Cybercriminals exploited the popularity of the Paris Olympics to sell counterfeit tickets. These fraudulent websites, often deceptively named things like, “Paris Olympics 2024 Tickets,” aimed to steal personal information such as name, email, address, and contact details from unsuspecting users redirected to these sites. Further, the same website can also persuade visitors to buy the fake ticket, capturing their payment information such as credit card numbers, expiry dates, and CVC codes. Such data often lands up on the dark web for sale or exploited for future financial frauds.
Figure: Olympic ticket sales are done through fake websites for financial gain and/or information harvesting.
There was a significant use of similar names mixed with multiple TLDs, possibly to create confusion or redundancy (e.g., “parisolympic2024.live”, “parisolympics2024.live”, “parisolympics2024.store”). This also highlighted the inconsistencies in branding and naming conventions, mixing city names, event names, and event years in a way that is not typical for official websites (e.g., “visitparisolympics2024”, “boysinparis2024”, “parimatch-2024”). Certain subdomains and prefixes were discovered in such domains like “visit”, “teamusa”, “boycott”, “esports”, “api”, which might not be commonly associated with official Olympic content.
Figure: Different websites were set up to support their respective countries
Also, numerous scam cryptocurrency coins and tokens are being marketed using Olympic-related branding. Similar scams have been seen during previous major events like the FIFA World Cup, and they can lead to substantial financial losses for unsuspecting investors.
Some websites even offered free live streaming, which was obviously unauthorized in nature. This can hurt media broadcasters and advertisers and affect the revenue of the Olympic Games and/or the International Olympic Committee (IOC), who organizes the event. A small group of betting domains was identified attempting to collect financial information from unsuspecting victims interested in placing bets on Olympic sporting events.
Figure: Unauthorized live streaming websites pose a threat to official broadcasters.
Ways to have a Secure Olympic Experience
Cyberthreats are an inevitable part of any global mega-event and a golden opportunity for scammers trying to defraud the public via various phishing methods. The top suggestion to help ensure a secure Olympic experience as an individual would be to rely solely on official Olympic websites and social media channels. Be wary of unofficial content and avoid clicking on suspicious links. Purchase tickets and watch live streams through authorized platforms only.
A website hosted on an unfamiliar TLD should be verified before entering any personal information. This is further exploited in social engineering campaigns such as phishing attempts on email, messages, and calls (popularly known as vishing).
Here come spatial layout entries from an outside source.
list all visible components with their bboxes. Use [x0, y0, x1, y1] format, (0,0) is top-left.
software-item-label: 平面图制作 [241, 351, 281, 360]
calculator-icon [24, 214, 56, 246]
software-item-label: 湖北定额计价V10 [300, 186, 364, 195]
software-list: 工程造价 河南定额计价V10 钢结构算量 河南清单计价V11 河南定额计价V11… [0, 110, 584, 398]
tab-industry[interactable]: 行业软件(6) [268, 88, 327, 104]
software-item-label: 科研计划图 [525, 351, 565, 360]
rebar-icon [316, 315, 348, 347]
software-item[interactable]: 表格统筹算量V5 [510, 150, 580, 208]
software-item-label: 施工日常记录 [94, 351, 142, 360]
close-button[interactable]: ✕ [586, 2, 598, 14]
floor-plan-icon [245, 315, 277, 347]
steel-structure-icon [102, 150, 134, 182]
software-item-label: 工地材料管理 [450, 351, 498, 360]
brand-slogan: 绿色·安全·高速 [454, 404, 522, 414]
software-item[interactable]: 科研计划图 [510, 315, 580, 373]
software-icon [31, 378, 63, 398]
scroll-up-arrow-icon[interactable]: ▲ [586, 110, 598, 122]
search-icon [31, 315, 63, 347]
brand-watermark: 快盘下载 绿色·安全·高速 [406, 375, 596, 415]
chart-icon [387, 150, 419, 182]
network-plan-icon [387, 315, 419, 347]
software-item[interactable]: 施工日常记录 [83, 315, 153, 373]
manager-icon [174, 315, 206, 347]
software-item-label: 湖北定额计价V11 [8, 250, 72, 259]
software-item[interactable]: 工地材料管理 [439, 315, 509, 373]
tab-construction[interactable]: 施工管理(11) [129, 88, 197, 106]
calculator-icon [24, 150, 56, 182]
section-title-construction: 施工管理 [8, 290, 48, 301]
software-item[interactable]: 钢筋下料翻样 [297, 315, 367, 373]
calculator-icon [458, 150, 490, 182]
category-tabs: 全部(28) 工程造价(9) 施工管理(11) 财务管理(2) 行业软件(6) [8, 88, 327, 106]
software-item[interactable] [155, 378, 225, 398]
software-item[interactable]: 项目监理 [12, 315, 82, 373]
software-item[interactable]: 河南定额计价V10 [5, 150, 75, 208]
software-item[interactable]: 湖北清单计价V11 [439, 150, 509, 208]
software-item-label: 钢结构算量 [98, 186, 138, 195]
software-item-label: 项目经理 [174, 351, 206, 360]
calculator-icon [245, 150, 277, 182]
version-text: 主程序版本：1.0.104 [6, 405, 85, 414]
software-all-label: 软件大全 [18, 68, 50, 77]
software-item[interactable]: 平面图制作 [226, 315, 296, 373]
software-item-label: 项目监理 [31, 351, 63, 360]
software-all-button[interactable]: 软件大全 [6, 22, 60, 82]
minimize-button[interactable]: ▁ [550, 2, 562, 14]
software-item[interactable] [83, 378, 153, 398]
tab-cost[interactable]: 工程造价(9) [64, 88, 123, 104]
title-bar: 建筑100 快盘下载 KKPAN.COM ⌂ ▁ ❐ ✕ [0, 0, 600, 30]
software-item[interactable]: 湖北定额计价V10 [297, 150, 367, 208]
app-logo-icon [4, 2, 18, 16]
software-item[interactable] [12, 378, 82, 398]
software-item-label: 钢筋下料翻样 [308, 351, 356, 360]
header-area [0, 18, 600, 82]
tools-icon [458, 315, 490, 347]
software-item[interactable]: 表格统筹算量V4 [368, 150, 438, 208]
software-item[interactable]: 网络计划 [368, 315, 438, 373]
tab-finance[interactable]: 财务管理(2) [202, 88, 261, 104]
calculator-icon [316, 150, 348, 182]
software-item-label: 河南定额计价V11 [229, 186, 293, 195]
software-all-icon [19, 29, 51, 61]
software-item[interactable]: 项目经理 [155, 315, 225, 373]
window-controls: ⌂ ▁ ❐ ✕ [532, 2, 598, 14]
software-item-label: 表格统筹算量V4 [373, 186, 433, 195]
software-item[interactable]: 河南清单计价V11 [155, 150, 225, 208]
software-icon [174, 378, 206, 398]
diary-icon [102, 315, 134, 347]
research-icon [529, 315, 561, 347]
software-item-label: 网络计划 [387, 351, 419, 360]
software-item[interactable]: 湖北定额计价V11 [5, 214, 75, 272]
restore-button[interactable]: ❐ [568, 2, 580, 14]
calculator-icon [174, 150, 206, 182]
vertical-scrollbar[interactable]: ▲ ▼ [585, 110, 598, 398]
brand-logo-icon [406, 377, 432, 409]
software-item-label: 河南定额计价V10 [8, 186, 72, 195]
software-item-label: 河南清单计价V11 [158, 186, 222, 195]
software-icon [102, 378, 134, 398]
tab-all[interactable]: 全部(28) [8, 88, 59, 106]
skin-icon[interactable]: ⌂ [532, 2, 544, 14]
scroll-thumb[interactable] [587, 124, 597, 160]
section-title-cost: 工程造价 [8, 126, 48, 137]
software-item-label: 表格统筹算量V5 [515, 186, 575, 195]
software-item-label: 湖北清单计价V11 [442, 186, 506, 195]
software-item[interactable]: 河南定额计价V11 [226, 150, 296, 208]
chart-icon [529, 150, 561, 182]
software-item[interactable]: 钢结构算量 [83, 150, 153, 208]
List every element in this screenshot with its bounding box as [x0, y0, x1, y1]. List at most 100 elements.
Any sort of investment around cryptocurrencies created solely for the Olympics event should be strictly avoided, as they are highly volatile and prone to scams. Investments made through unreliable sources such as these can lead to heavy financial losses.
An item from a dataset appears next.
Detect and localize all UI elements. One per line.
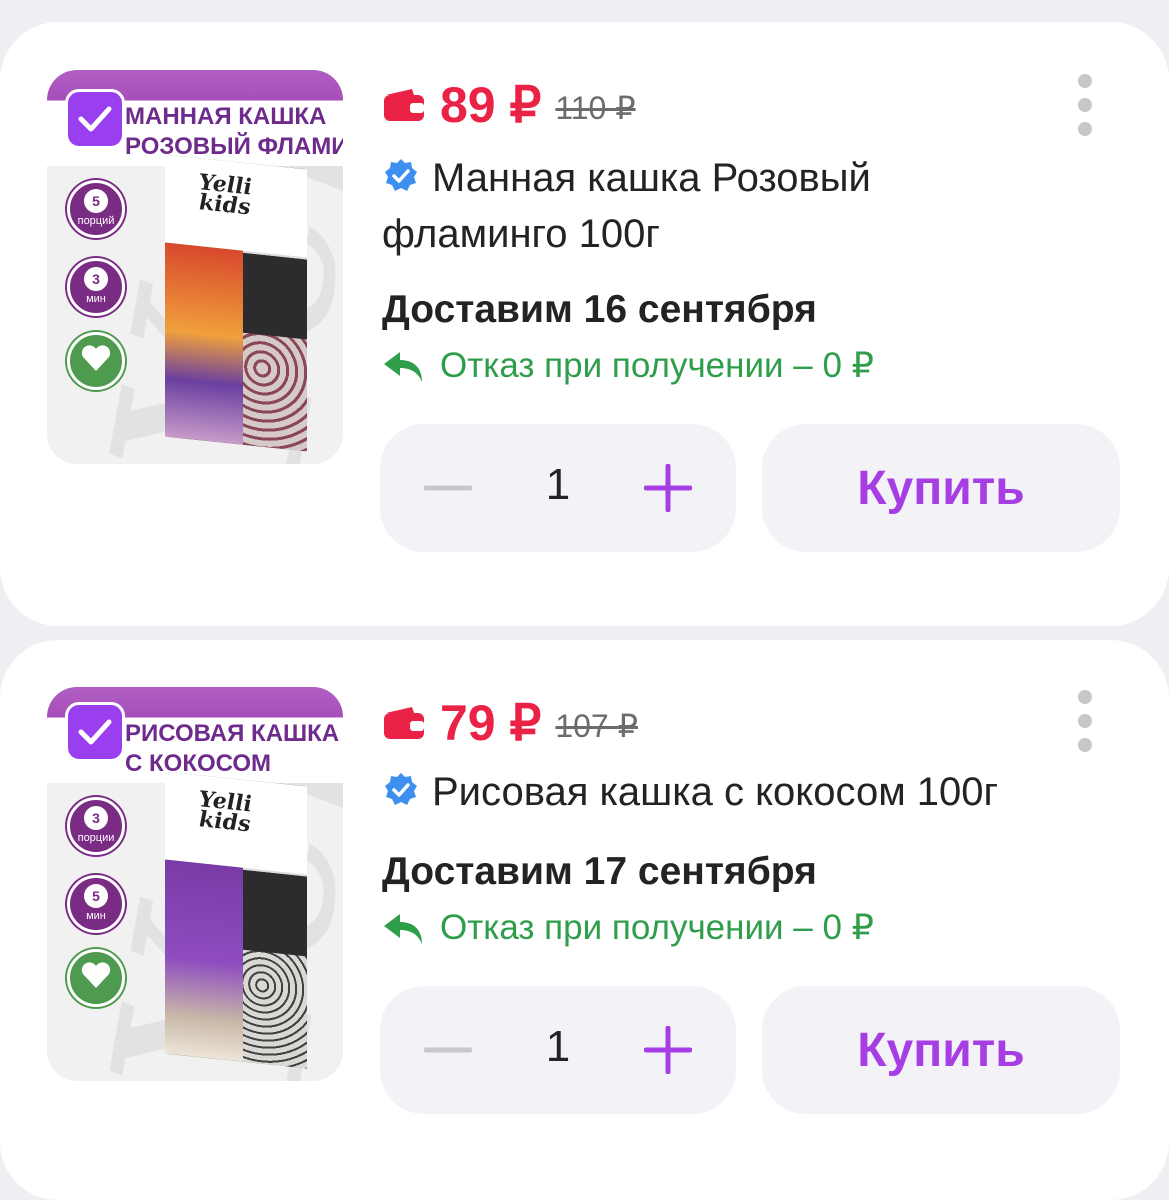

Referring to complaints regarding any fake Olympics-based website on social media and taking the time to report them can help foster a safer online environment for everyone.
Summary
With the rise in strikingly similar domains related to the 2024 Paris Olympics, it is essential to enhance adversarial disruption capabilities using predictive analysis with AI. Disrupting or taking malicious infrastructure down completely before it becomes live can halt the campaign in its foundational stage, before it has a wider impact on the general public. Continuous monitoring of the registrars linked to identified malicious domains can help uncover the tactics, techniques and procedures (TTPs) used and inform future activities around globally critical events.